Additionally, it has been flagged that certain operational behaviours we typically assume to be guaranteed are not perfectly lossless. For example, sidekiq jobs are typically used to update data states on certain events. (Such as updating the archived/traversal_id values on vulnerability_reads and sbom_occurrences when a project is moved). Production incidents can result in jobs being lost. If this were to occur, these records could become stuck in an incorrect state.
Examples
-
severity1 priority1 Some projects with vulnerabilities don't have their
has_vulnerabilitiesflag set to true - 96 dependency list records that should have been deleted are orphaned in the database.
- Some sec-decomposition efforts require splitting of updates from single database transactions. While unlikely, this could theoretically allow for a desync between tracking characteristics in the main database and the actual records in the sec database.
Proposal
I propose that we implement a DataConsistency worker on a cron schedule to assert that certain assumptions about our data state are being appropriately maintained according to our intentions.

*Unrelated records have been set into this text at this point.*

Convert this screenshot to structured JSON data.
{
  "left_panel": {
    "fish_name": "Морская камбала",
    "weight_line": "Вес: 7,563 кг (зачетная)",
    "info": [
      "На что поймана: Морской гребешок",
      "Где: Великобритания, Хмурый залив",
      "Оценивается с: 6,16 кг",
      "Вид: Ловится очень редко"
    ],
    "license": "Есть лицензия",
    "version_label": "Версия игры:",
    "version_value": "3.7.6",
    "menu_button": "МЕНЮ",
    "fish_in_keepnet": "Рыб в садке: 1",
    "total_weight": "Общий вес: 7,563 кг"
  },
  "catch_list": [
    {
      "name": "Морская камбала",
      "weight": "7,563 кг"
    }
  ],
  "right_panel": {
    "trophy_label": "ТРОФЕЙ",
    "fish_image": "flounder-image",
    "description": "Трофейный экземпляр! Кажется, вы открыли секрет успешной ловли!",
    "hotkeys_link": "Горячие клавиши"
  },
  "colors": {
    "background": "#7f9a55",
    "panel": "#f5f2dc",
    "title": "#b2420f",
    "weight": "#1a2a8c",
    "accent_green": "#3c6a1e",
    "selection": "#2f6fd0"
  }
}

This worker should run on a semi-frequent, deprioritized basis and do a low cost scan across the data domain and check that certain pieces of business logic are being adhered to. If discrepancies are detected, it should ideally be able to fix them, and notify us of them. That way if it's an intermittent issue (such as a production incident) it will solve the problem for us, but if it's continually happening then we'll be proactively made aware of the problem.